Les maires sont aussi mobilisés au titre de leur compétence de police générale, qui leur confère une mission de protection de la santé publique et de prévention des risques sanitaires (lire Maire info du 24 juin 2019). À ce titre, ils doivent veiller au bon fonctionnement du réseau d’eau, peuvent reporter ou faire aménager, voire interdire, toute manifestation, notamment sportive, ou grand rassemblement sur leur commune dont ils ont connaissance et ils peuvent exceptionnellement et temporairement aménager les horaires des chantiers, notamment du BTP, sur la voie publique.

Les actions des communes 

Santé publique France a dressé un panorama des pratiques des communes concernant les mesures d’adaptation à la chaleur en ville et la prévention contre la chaleur des scolaires, des sans-abri et des personnes vulnérables (via les registres municipaux de personnes âgées/handicapées volontaires à des fins d’alerte et de protection) sur l’année 2019. Les résultats de cette enquête ont été publiés en juin dernier. 

L’enquête montre, par exemple, que pour la gestion des écoles en période de canicule, « une partie des communes a réalisé des aménagements structurels ou circonstanciels (végétalisation de la cour, isolation, stores…), et une majorité dispose de procédures d’information sur les risques liés à la chaleur et les moyens d’en protéger les enfants (faire boire, mettre à l’ombre…). » 

En ce qui concerne les mesures d’adaptation à la chaleur en ville, les actions des maires oscillent entre mesures ponctuelles (repérage et mise à disposition de lieux frais, arrosage des espaces verts, brumisateurs...) et aménagement urbain (végétalisation, revêtements absorbant peu la chaleur...).

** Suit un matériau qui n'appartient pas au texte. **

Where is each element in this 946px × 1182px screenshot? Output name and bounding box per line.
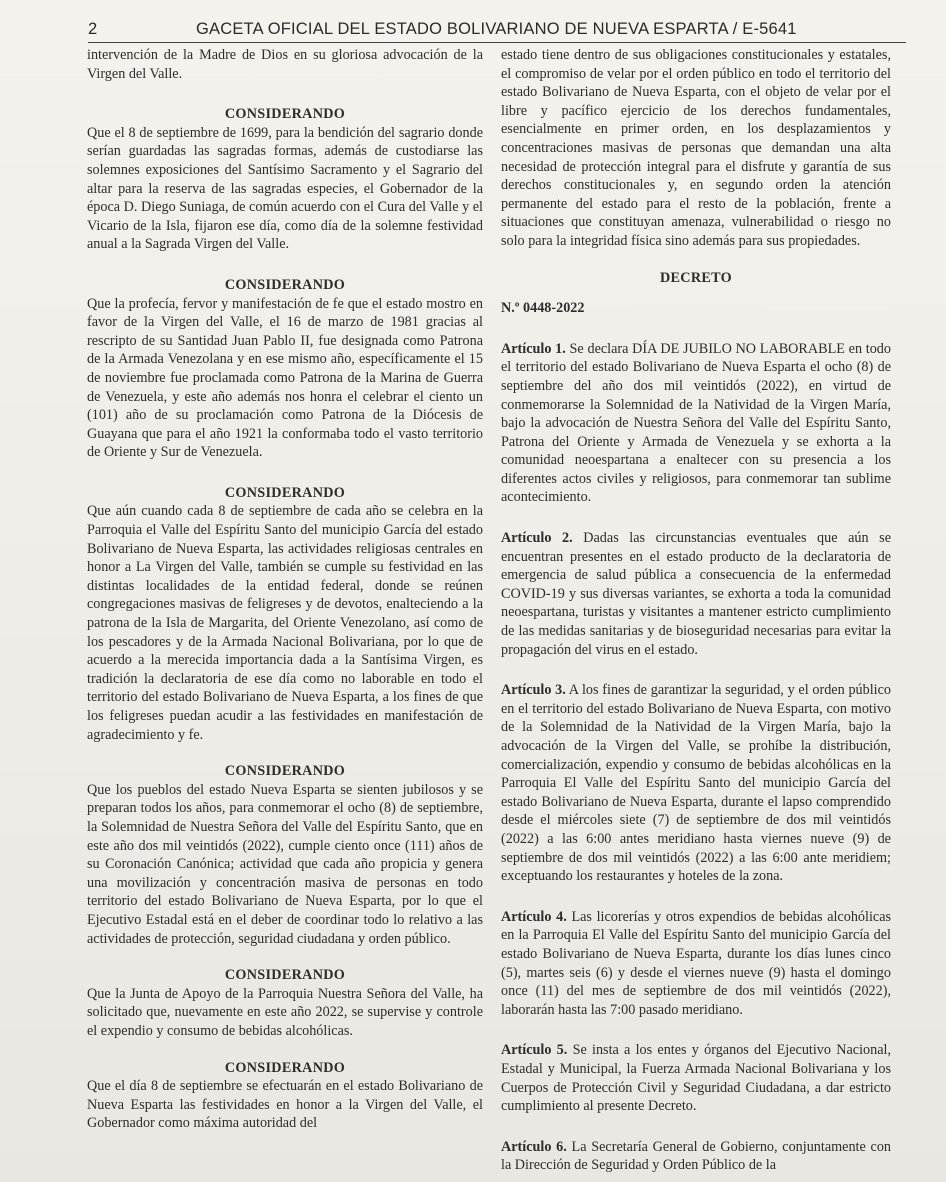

Concernant les registres municipaux de personnes vulnérables permettant en cas de canicule d'appeler les personnes inscrites pour vérifier qu'elles vont bien, les mairies considèrent qu’elles permettent une surveillance socio-sanitaire, l’apport de conseil ou d’assistance, « mais ne ciblent pas les plus vulnérables et manquent de moyens. » 

Enfin l’enquête montre que les mesures mises en place pour les sans-abri sont minces dans ce contexte de canicule. Au niveau communal, « les mesures d’hébergement temporaire l’été ou de mise à disposition d’une cartographie des points d’eau sont peu fréquentes » . Les sans-abri sont davantage pris en charge par des associations mais à l’approche des grandes vacances, les bénévoles se feront de plus en plus rares et les personnes à la rue resteront, elles, à la recherche de fraicheur. Rappelons qu'il y a davantage de morts dans la rue en été qu'au coeur de l'hiver. 

La majorité des communes ayant répondu à cette enquête soulignent néanmoins leur manque de ressources, que ce soit parfois simplement pour passer les appels téléphoniques aux personnes vulnérables pendant les vagues de chaleur, ou de façon assez large pour mettre à l’abri les personnes en cas de besoin (déplacement vers des lieux frais). S’il est évident que les acteurs locaux jouent un rôle déterminant dans la gestion de la canicule, les moyens qui leur sont alloués restent, visiblement, parfois trop faibles.